Embedded computer systems are ubiquitous, integrated into many devices we interact with on a daily basis.  Driven by ever increasing application demands and technological advances that allow us to put complete multi-processor systems on a chip (MPSoCs), system complexities are growing exponentially. Together with tight constraints and market pressures, this makes the process of designing embedded systems a tremendous challenge and traditional design methods infeasible.

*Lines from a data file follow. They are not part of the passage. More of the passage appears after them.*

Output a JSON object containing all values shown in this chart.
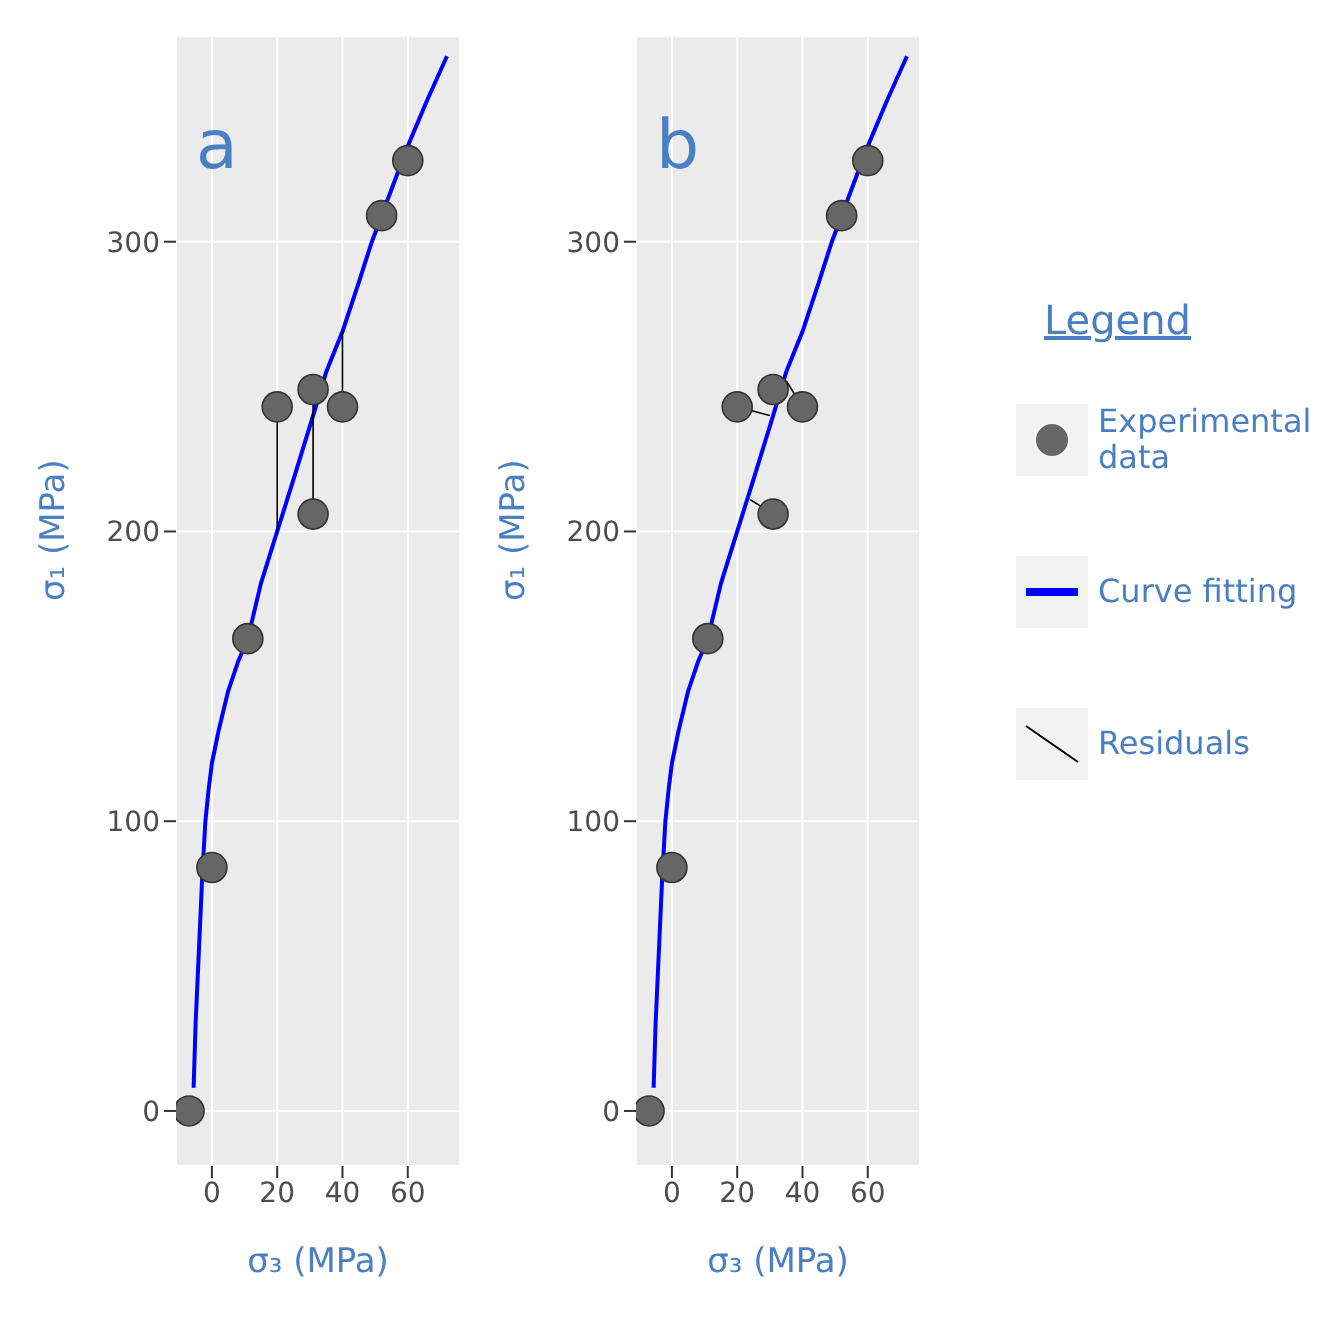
{
  "chart_data": [
    {
      "type": "scatter",
      "title": "a",
      "xlabel": "σ₃ (MPa)",
      "ylabel": "σ₁ (MPa)",
      "xlim": [
        -11,
        76
      ],
      "ylim": [
        -19,
        371
      ],
      "xticks": [
        0,
        20,
        40,
        60
      ],
      "yticks": [
        0,
        100,
        200,
        300
      ],
      "grid": true,
      "legend": false,
      "series": [
        {
          "type": "scatter",
          "marker": "circle",
          "color": "#666666",
          "x": [
            -7,
            0,
            11,
            20,
            31,
            31,
            40,
            52,
            60
          ],
          "values": [
            0,
            84,
            163,
            243,
            249,
            206,
            243,
            309,
            328
          ]
        },
        {
          "type": "line",
          "marker": "none",
          "color": "#0000ff",
          "x": [
            -5.6,
            -5,
            -4,
            -3,
            -2,
            -1,
            0,
            2,
            5,
            8,
            11,
            15,
            20,
            25,
            31,
            35,
            40,
            45,
            49,
            55,
            60,
            66,
            72
          ],
          "values": [
            8,
            30,
            55,
            80,
            100,
            111,
            120,
            131,
            145,
            155,
            163,
            182,
            200,
            218,
            240,
            255,
            269,
            286,
            300,
            318,
            333,
            349,
            364
          ]
        },
        {
          "type": "line",
          "marker": "none",
          "color": "#000000",
          "x": [
            20,
            20,
            null,
            31,
            31,
            null,
            40,
            40
          ],
          "values": [
            243,
            200,
            null,
            206,
            249,
            null,
            243,
            269
          ]
        }
      ]
    },
    {
      "type": "scatter",
      "title": "b",
      "xlabel": "σ₃ (MPa)",
      "ylabel": "σ₁ (MPa)",
      "xlim": [
        -11,
        76
      ],
      "ylim": [
        -19,
        371
      ],
      "xticks": [
        0,
        20,
        40,
        60
      ],
      "yticks": [
        0,
        100,
        200,
        300
      ],
      "grid": true,
      "legend": "right",
      "legend_title": "Legend",
      "series": [
        {
          "type": "scatter",
          "name": "Experimental data",
          "marker": "circle",
          "color": "#666666",
          "x": [
            -7,
            0,
            11,
            20,
            31,
            31,
            40,
            52,
            60
          ],
          "values": [
            0,
            84,
            163,
            243,
            249,
            206,
            243,
            309,
            328
          ]
        },
        {
          "type": "line",
          "name": "Curve fitting",
          "marker": "none",
          "color": "#0000ff",
          "x": [
            -5.6,
            -5,
            -4,
            -3,
            -2,
            -1,
            0,
            2,
            5,
            8,
            11,
            15,
            20,
            25,
            31,
            35,
            40,
            45,
            49,
            55,
            60,
            66,
            72
          ],
          "values": [
            8,
            30,
            55,
            80,
            100,
            111,
            120,
            131,
            145,
            155,
            163,
            182,
            200,
            218,
            240,
            255,
            269,
            286,
            300,
            318,
            333,
            349,
            364
          ]
        },
        {
          "type": "line",
          "name": "Residuals",
          "marker": "none",
          "color": "#000000",
          "x": [
            20,
            30,
            null,
            31,
            24,
            null,
            40,
            35
          ],
          "values": [
            243,
            240,
            null,
            206,
            211,
            null,
            243,
            252
          ]
        }
      ]
    }
  ]
}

In this talk, I will present an approach for automation of the design process at the system level.  The key to any automated design flow are well-defined abstraction levels, models and transformation steps in between.  We have developed such concepts and techniques for modeling both system computation and communication at various levels of abstraction and across hardware and software boundaries.  Models support validation through simulation and analysis with generally high accuracy and little overhead.  In a complete flow, all models down to the final system hardware and software can be automatically generated from an abstract input pecification.  Tools based on this work have been integrated under a common GUI in the System-On-Chip Environment (SCE), and we have applied SCE to a wide variety of industrial-size design examples.  Results show the feasibility and benefits of the approach, demonstrating that significant productivity gains can be achieved.

BIOGRAPHY:

Andreas Gerstlauer received his Ph.D. degree in Information and Computer Science from the University of California, Irvine (UCI) in 2004.  He is currently an Assistant Researcher in the Center for Embedded Computer Systems (CECS) at UC Irvine, working on electronic system-level (ESL) design tools. Commercial derivatives of such tools are in use at the Japanese Aerospace Exploration Agency (JAXA), NEC Toshiba Space Systems and others.  Dr. Gerstlauer is co-author on 2 books and more than 25 conference and journal publications. His paper on OS modeling was recently reprinted as one of the most influential contributions of the last 10 years at DATE. He has presented in numerous conference and industrial tutorials, and he has served on the program committee of major conferences such as DATE.   Dr. Gerstlauer's research interests include system-level modeling, languages, methodologies, and embedded hardware and software synthesis.